Aufwändige Vorbereitung
Die Ausbildungsinfotage werden seit vielen Jahren von der IGS in Zusammenarbeit mit der Wirtschaftsförderung der Stadt Ginsheim-Gustavsburg und der Gemeinde Bischofsheim veranstaltet. Wirtschaftsförderin Sabine Flügel akquiriert gemeinsam mit Bischofsheim und den Gewerbevereinen die Betriebe. Sie erstellt Informationsmaterial und Listen für die Schüler. Thomas Wolf, Lehrer und Beauftragter für Berufsförderung an der IGS, organisiert schulseitig die beiden Tage. Er ordnet jedem Acht- bis Zehntklässler – je nach Interessenangabe – drei Betriebe für jeweils zehnminütige Gespräche zu. Die Jugendlichen können ihre Fragen von Fachleuten beantworten lassen, sich orientieren und erste Erfahrungen für Vorstellungsgespräche sammeln Die Gespräche sind verpflichtend und werden später mit den Lehrkräften aufgearbeitet.

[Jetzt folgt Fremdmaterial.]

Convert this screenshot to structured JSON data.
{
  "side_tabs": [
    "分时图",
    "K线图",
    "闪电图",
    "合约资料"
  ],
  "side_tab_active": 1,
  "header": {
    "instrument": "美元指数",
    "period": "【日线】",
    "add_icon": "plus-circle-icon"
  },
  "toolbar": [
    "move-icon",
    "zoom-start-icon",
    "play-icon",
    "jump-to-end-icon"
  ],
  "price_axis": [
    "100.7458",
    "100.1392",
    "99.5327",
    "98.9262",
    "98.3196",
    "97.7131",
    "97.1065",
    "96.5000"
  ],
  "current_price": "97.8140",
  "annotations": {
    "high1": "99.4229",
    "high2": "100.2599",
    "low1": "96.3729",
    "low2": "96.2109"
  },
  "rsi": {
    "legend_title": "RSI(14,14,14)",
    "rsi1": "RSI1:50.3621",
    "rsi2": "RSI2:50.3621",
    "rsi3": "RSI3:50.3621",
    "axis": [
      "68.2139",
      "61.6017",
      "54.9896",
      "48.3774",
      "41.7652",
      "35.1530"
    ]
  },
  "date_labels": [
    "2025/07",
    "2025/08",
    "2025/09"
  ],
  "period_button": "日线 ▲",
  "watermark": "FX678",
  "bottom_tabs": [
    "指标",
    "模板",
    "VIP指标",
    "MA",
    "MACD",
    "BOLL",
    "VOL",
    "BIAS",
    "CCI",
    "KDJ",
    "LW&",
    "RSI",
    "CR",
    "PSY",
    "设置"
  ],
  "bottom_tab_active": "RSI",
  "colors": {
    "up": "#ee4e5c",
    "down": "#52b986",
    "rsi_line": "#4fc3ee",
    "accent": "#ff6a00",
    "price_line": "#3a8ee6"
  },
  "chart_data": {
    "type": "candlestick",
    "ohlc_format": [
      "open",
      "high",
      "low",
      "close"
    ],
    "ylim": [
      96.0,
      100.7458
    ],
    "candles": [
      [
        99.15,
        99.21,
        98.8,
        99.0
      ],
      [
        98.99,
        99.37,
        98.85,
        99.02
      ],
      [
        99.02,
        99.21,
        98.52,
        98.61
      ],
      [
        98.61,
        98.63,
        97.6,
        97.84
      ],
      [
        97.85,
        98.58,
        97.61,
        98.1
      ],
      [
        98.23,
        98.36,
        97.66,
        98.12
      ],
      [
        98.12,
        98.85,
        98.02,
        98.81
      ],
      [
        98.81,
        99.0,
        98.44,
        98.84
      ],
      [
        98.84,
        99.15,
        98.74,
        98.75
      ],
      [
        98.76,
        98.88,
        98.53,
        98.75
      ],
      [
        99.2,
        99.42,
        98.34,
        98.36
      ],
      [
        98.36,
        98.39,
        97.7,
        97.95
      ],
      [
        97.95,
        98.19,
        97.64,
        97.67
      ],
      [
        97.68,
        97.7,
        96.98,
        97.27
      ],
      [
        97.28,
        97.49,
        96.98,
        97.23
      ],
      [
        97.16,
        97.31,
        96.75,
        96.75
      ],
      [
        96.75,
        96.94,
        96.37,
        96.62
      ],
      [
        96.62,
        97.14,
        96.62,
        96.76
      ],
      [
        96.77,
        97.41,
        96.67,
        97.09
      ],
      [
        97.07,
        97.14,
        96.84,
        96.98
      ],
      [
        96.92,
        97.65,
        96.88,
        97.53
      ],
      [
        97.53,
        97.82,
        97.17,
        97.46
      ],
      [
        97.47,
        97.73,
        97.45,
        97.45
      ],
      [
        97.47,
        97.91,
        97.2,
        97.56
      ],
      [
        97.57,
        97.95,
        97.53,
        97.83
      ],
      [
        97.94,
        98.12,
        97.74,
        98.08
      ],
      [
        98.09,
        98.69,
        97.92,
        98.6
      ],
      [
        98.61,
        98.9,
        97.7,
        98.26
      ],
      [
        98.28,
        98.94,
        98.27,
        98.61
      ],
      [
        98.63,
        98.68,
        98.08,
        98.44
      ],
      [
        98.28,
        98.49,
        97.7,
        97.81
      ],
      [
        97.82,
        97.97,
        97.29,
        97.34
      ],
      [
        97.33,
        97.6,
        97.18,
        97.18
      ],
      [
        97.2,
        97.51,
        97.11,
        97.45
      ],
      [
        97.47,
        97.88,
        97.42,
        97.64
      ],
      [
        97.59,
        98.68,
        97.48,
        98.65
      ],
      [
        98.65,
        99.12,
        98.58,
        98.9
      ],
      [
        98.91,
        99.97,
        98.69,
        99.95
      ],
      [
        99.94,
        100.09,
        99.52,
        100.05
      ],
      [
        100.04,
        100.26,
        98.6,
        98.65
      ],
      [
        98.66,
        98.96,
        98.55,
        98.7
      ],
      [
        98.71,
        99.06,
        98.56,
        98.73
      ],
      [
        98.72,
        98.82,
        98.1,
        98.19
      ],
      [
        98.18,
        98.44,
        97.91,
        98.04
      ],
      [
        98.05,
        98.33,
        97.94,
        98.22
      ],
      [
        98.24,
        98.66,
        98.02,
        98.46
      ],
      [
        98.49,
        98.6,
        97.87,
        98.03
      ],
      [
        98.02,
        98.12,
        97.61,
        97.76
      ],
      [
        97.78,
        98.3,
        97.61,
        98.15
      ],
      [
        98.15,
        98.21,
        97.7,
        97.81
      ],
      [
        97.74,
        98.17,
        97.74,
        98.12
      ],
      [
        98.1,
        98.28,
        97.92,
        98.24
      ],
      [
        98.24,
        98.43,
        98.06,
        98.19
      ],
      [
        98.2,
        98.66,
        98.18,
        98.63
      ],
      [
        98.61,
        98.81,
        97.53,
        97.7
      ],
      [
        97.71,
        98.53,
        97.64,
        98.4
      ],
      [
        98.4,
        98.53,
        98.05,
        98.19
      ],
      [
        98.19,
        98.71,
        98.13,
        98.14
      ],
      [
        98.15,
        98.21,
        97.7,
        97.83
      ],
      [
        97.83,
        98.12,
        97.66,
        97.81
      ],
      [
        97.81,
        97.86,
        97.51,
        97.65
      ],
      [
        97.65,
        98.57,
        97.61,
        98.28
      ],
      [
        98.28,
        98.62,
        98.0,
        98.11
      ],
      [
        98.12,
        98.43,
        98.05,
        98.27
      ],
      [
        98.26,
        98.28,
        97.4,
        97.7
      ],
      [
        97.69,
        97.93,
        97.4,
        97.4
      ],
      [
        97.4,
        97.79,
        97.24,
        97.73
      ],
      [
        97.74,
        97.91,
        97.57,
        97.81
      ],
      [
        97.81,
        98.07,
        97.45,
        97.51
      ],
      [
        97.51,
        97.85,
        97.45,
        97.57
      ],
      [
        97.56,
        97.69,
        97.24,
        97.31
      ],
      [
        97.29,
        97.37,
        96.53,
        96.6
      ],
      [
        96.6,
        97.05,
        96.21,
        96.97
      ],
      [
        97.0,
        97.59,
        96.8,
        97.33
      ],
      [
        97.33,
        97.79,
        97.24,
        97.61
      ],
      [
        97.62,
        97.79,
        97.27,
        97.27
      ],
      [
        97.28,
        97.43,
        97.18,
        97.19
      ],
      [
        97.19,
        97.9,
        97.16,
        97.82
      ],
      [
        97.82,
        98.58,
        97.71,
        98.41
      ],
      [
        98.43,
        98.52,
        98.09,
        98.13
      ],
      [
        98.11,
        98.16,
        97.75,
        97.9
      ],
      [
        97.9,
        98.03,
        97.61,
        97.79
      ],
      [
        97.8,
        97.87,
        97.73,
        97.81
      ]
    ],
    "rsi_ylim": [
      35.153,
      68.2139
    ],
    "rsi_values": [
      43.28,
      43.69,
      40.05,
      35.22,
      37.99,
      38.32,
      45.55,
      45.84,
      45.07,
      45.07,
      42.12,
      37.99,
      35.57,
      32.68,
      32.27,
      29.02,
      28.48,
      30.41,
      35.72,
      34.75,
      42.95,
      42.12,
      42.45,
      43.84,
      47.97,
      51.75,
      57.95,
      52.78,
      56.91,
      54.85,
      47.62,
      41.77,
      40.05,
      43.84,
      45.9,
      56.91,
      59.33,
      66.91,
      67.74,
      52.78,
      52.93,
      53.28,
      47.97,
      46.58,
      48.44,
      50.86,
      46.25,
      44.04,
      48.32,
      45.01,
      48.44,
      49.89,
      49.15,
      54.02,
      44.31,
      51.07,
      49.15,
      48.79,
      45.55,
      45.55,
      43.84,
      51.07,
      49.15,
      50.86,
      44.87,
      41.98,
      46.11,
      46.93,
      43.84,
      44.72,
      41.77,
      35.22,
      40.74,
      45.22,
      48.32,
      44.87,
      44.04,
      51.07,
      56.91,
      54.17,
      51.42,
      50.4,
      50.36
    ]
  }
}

Vielfalt an Firmen und Institutionen
Zwölf der 29 Aussteller in diesem Jahr kommen aus der Mainspitze, die übrigen aus der umliegenden Region. Sie decken Bereiche ab wie Automotive, Groß- und Einzelhandel, Dienstleistung, Stadtverwaltung, Erziehung: Auch die überregionalen Anbieter Bundespolizei und Bundeswehr waren vertreten und besonders gefragt, da sie eine große Bandbreite an zivilen Berufen bieten, erläuterte Wolf. Viele Schüler interessierten sich zudem für den Erzieherberuf und das Friseurhandwerk – zunehmend auch Jungen, fügte Flügel hinzu.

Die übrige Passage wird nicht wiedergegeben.